En attendant Amazon Prime en France
Apple avec iTunes et les opérateurs télécoms (Orange, SFR, Numericable SFR, BBox VOD, …) dominent le marché, suivis des offres des chaînes de télévision (MyTF1 VOD, CanalPlay, …) et des acteurs indépendants (Videofutur, Filmo TV, Wuaki, MegaVOD, Jool Vidéo, …). Le lancement de l’offre SVOD de Netflix en France il y a à peine cinq mois n’a pas bousculé le marché, malgré une campagne de publicité soutenue et une couverture médiatique sans précédent (2).
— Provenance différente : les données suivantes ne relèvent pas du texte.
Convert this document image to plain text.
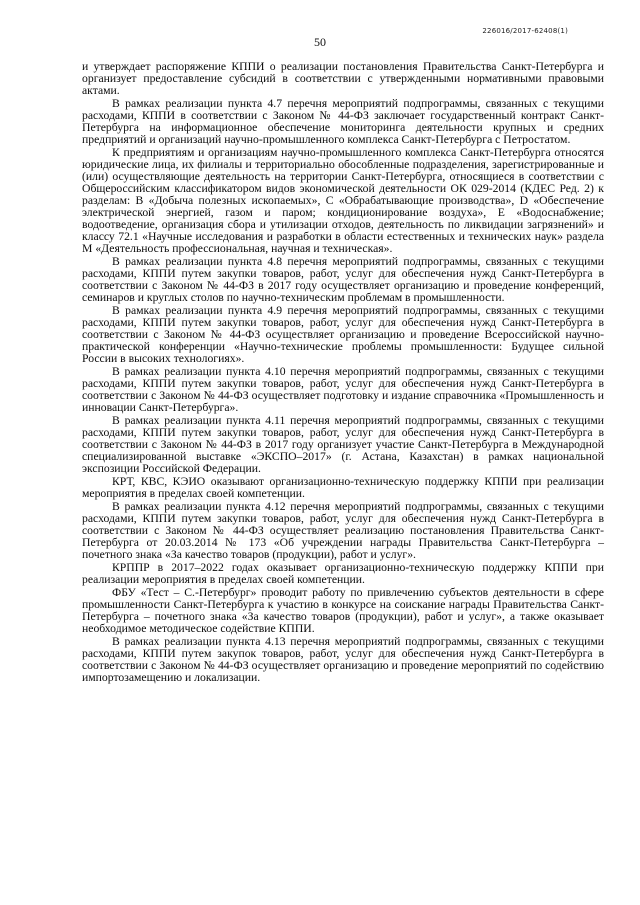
226016/2017-62408(1)
50

и утверждает распоряжение КППИ о реализации постановления Правительства Санкт-Петербурга и организует предоставление субсидий в соответствии с утвержденными нормативными правовыми актами.

В рамках реализации пункта 4.7 перечня мероприятий подпрограммы, связанных с текущими расходами, КППИ в соответствии с Законом № 44-ФЗ заключает государственный контракт Санкт-Петербурга на информационное обеспечение мониторинга деятельности крупных и средних предприятий и организаций научно-промышленного комплекса Санкт-Петербурга с Петростатом.

К предприятиям и организациям научно-промышленного комплекса Санкт-Петербурга относятся юридические лица, их филиалы и территориально обособленные подразделения, зарегистрированные и (или) осуществляющие деятельность на территории Санкт-Петербурга, относящиеся в соответствии с Общероссийским классификатором видов экономической деятельности ОК 029-2014 (КДЕС Ред. 2) к разделам: В «Добыча полезных ископаемых», С «Обрабатывающие производства», D «Обеспечение электрической энергией, газом и паром; кондиционирование воздуха», Е «Водоснабжение; водоотведение, организация сбора и утилизации отходов, деятельность по ликвидации загрязнений» и классу 72.1 «Научные исследования и разработки в области естественных и технических наук» раздела М «Деятельность профессиональная, научная и техническая».

В рамках реализации пункта 4.8 перечня мероприятий подпрограммы, связанных с текущими расходами, КППИ путем закупки товаров, работ, услуг для обеспечения нужд Санкт-Петербурга в соответствии с Законом № 44-ФЗ в 2017 году осуществляет организацию и проведение конференций, семинаров и круглых столов по научно-техническим проблемам в промышленности.

В рамках реализации пункта 4.9 перечня мероприятий подпрограммы, связанных с текущими расходами, КППИ путем закупки товаров, работ, услуг для обеспечения нужд Санкт-Петербурга в соответствии с Законом № 44-ФЗ осуществляет организацию и проведение Всероссийской научно-практической конференции «Научно-технические проблемы промышленности: Будущее сильной России в высоких технологиях».

В рамках реализации пункта 4.10 перечня мероприятий подпрограммы, связанных с текущими расходами, КППИ путем закупки товаров, работ, услуг для обеспечения нужд Санкт-Петербурга в соответствии с Законом № 44-ФЗ осуществляет подготовку и издание справочника «Промышленность и инновации Санкт-Петербурга».

В рамках реализации пункта 4.11 перечня мероприятий подпрограммы, связанных с текущими расходами, КППИ путем закупки товаров, работ, услуг для обеспечения нужд Санкт-Петербурга в соответствии с Законом № 44-ФЗ в 2017 году организует участие Санкт-Петербурга в Международной специализированной выставке «ЭКСПО–2017» (г. Астана, Казахстан) в рамках национальной экспозиции Российской Федерации.

КРТ, КВС, КЭИО оказывают организационно-техническую поддержку КППИ при реализации мероприятия в пределах своей компетенции.

В рамках реализации пункта 4.12 перечня мероприятий подпрограммы, связанных с текущими расходами, КППИ путем закупки товаров, работ, услуг для обеспечения нужд Санкт-Петербурга в соответствии с Законом № 44-ФЗ осуществляет реализацию постановления Правительства Санкт-Петербурга от 20.03.2014 № 173 «Об учреждении награды Правительства Санкт-Петербурга – почетного знака «За качество товаров (продукции), работ и услуг».

КРППР в 2017–2022 годах оказывает организационно-техническую поддержку КППИ при реализации мероприятия в пределах своей компетенции.

ФБУ «Тест – С.-Петербург» проводит работу по привлечению субъектов деятельности в сфере промышленности Санкт-Петербурга к участию в конкурсе на соискание награды Правительства Санкт-Петербурга – почетного знака «За качество товаров (продукции), работ и услуг», а также оказывает необходимое методическое содействие КППИ.

В рамках реализации пункта 4.13 перечня мероприятий подпрограммы, связанных с текущими расходами, КППИ путем закупок товаров, работ, услуг для обеспечения нужд Санкт-Петербурга в соответствии с Законом № 44-ФЗ осуществляет организацию и проведение мероприятий по содействию импортозамещению и локализации.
Ce qui devrait refroidir les ardeurs d’Amazon Prime qui lorgne la France.
Cet éclatement du marché du cinéma à la demande ne facilite pas la tâche des consommateurs qui se perdent dans les méandres des différents catalogues et qui éprouvent de la frustration à force de ne pas trouver les oeuvres recherchées – le nouveau portail http://vod.cnc.fr y remédiera- t-il ? Malgré la pléthore de plateformes, l’offre de films disponibles ne dépasse à peine les 12.000 oeuvres : 12.160 titres précisément à septembre 2014, selon le CNC. Ceci explique sans doute cela : il y a
une quasi stagnation du marché français de la VOD et un succès grandissant des
sites web favorisant le piratage. Selon les cabinets NPA Conseil et GfK, la vidéo à
la demande en France (VOD et SVOD) n’a progressé que de 5 % sur un an, à 225 millions d’euros de janvier à novembre 2014. C’est un peu mieux que l’année 2013
qui affichait pour la première fois un recul du chiffre d’affaires de près de 3 %, à 245 millions d’euros.
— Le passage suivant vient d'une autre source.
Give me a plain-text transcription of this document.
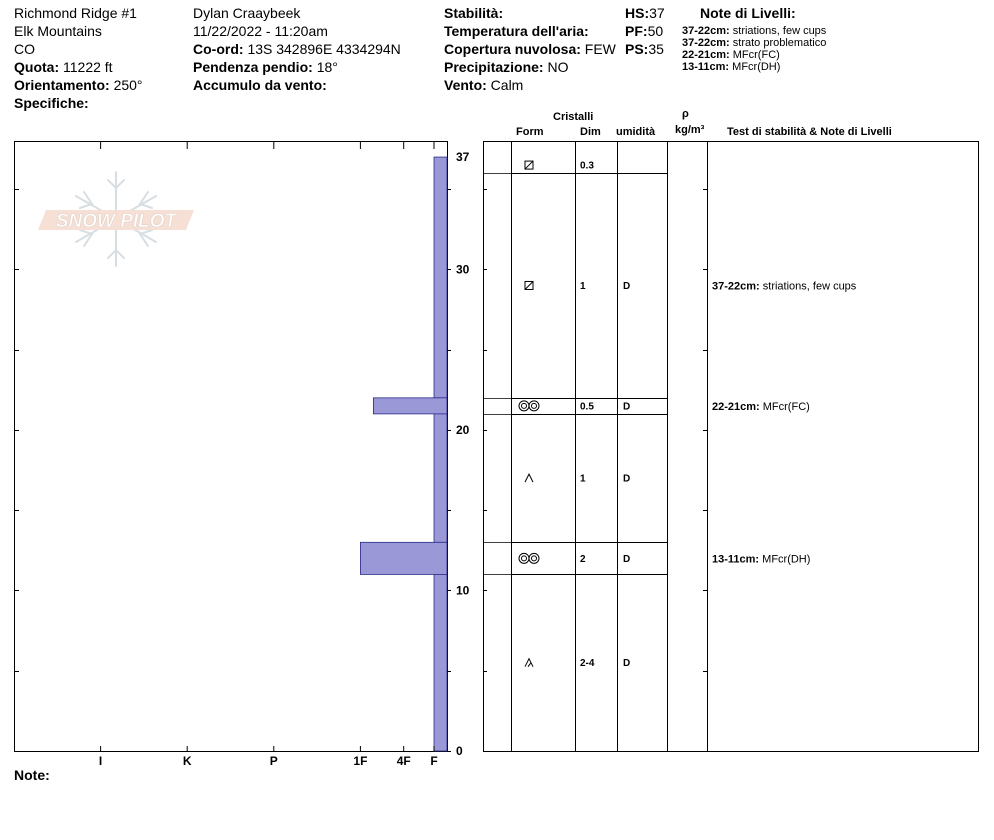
Richmond Ridge #1
Elk Mountains
CO
Quota: 11222 ft
Orientamento: 250°
Specifiche:
Dylan Craaybeek
11/22/2022 - 11:20am
Co-ord: 13S 342896E 4334294N
Pendenza pendio: 18°
Accumulo da vento:
Stabilità:
Temperatura dell'aria:
Copertura nuvolosa: FEW
Precipitazione: NO
Vento: Calm
HS:37
PF:50
PS:35
Note di Livelli:
37-22cm: striations, few cups
37-22cm: strato problematico
22-21cm: MFcr(FC)
13-11cm: MFcr(DH)
Cristalli
Form	Dim umidità
ρ
kg/m³ Test di stabilità & Note di Livelli
Note:
SNOW PILOT
0
10
20
30
37
I	K	P	1F 4F F
0.3
1	D	37-22cm: striations, few cups
0.5	D	22-21cm: MFcr(FC)
1	D
2	D	13-11cm: MFcr(DH)
2-4	D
L’arrivée du géant de la grande distribution, avec sa force de frappe, donnera-t-il une nouvelle impulsion à la VOD sur l’Hexagone. « Nous voulons devenir le catalogue le plus large de vidéos digitales en France, nous aurons 3.000 références au lancement sur le site Nolim.fr (3), et chaque jour, nous ajouterons des dizaines de films et séries », a promis Emmanuel Rochedix (photo), directeur culture (physique et digital) de Carrefour depuis octobre 2012. Après une première expérience en 2008 avec Glowria (devenu par la suite Videofutur chez Netgem), Carrefour se lance à nouveau dans la VOD – sur Nolim.fr mais pas via les box des fournisseurs d’accès à Internet (FAI)…
A-t-il tardé à se relancer sur le marché de la vidéo dématérialisée pour préserver ses ventes de DVD et Blu-ray, dont il est le troisième distributeur de en France ? Impacté directement par la chute des ventes de vidéos sur supports physiques, un segment de marché en chute de 14 % en valeur cette année (4), l’enseigne de grande distribution se devait de réagir. D’autant que les ventes de vidéo en ligne sont encore loin de compenser la baisse continue de celles de la vidéo physique (divisées par deux en
dix ans).
Nolim Films propose notamment la solution dite UltraViolet. Ce standard développé
par le consortium international Derec (5), lequel réunit des industriels et les majors du cinéma NBC Universal, Paramount, Warner Bros et Sony Pictures (mais pas Disney), permet à Carrefour d’inciter ses clients à continuer à acheter des supports vidéo physiques en leur permettant de récupérer en ligne et sans surcoût la copie numérique du film ou de la série. Un coupon avec un code UltraViolet est placé à cet effet dans le boîtier. Aux Etats-Unis, où ce standard a été lancé en 2011, les grands distributeurs Walmart et Target l’ont adopté. Lancé discrètement en France fin 2013, avec comme partenaires Sony Pictures ou Flixster (jusqu’à l’arrivée de Carrefour), ce standard ne totalise pour l’instant que 120.000 comptes ouverts sur le marché français. Mais UltraViolet compte aujourd’hui quelque 21 millions de comptes ouverts dans le monde (dont 18,7 millions aux Etats-Unis).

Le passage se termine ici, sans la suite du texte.